The face symbol stands for Portrait mode.
The camera selects the widest aperture setting
to minimise depth-of-field in
order to blur the background. Always remember to focus on your subject’s eyes
for sharper portraits. In this setting, the flash will automatically activate
the ‘red-eye’ reduction setting.
The mountain & cloud symbol stands for Landscape
mode. Using this mode your camera will select the smallest aperture to
maximise depth-of-field. Your image will be sharp both in the foreground and in
the background. As the name suggests, use this mode to take landscape
The running person symbol stands for Sports mode, which is all about speed. Your camera will
automatically choose the fastest shutter speed to capture the fast moving
subject. In some cameras, the camera will enable continuous high-speed
shooting; which means it will take photographs one after another continually. Use
this mode to capture fast moving subjects or any kind of sport.
The 'A' symbol stands for Aperturemode (semi-automatic). In this mode
you select your desired aperture and the camera will set the shutter speed to
match the aperture settings. For example, if you change your aperture from f5.6
to f11, the camera will adjust the shutter speed automatically keeping the
exposure the same. Use this mode to have more control on the depth-of -field.
The 'TV' or 'S' symbol stands for Shuttermode (semi-automatic). In this mode
you select the shutter speed, and the camera will set the aperture accordingly.

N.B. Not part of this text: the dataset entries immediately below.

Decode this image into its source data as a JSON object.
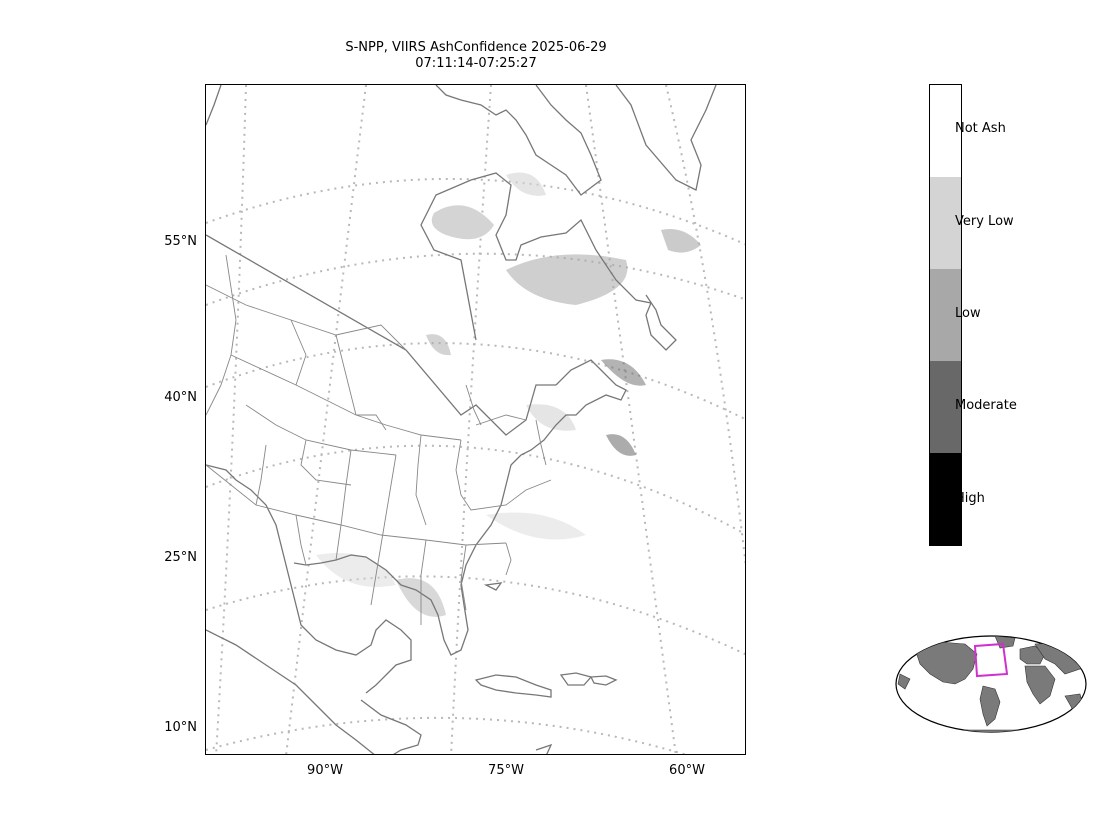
{
  "title": {
    "line1": "S-NPP, VIIRS AshConfidence 2025-06-29",
    "line2": "07:11:14-07:25:27"
  },
  "axes": {
    "lat_labels": [
      "55°N",
      "40°N",
      "25°N",
      "10°N"
    ],
    "lon_labels": [
      "90°W",
      "75°W",
      "60°W"
    ]
  },
  "colorbar": {
    "categories": [
      {
        "label": "Not Ash",
        "color": "#ffffff"
      },
      {
        "label": "Very Low",
        "color": "#d4d4d4"
      },
      {
        "label": "Low",
        "color": "#a8a8a8"
      },
      {
        "label": "Moderate",
        "color": "#686868"
      },
      {
        "label": "High",
        "color": "#000000"
      }
    ]
  },
  "colors": {
    "coastline": "#777777",
    "gridline": "#b8b8b8",
    "inset_land": "#7a7a7a",
    "inset_box": "#d030d0"
  }
}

For example, if you change the shutter speed from 1/30 (slow) to 1/250 (fast)
of a second, the aperture will change automatically. This will leave the
exposure the same as the camera is matching your shutter settings. The shutter
mode is used to capture movement or create a blur. I use shutter mode to
photograph movement in water, trailing traffic lights or to freeze the action.
The 'M' symbol stands for Manual mode
(fully manual). In this mode you have full control of your camera. You
decide what aperture and shutter speed to use in order take a correctly exposed
image. In this mode you can also override any of the camera settings, i.e.
flash, ISO, exposure compensation and white balance. Choose this mode if you
are fully confident about how the aperture and shutter work together to produce
a correctly exposed image. I use this mode mostly for landscape, close-up portraits, snow
and night photography, and even just experimenting with different exposures.
I hope this brief insight into
camera mode assists you in taking better photographs.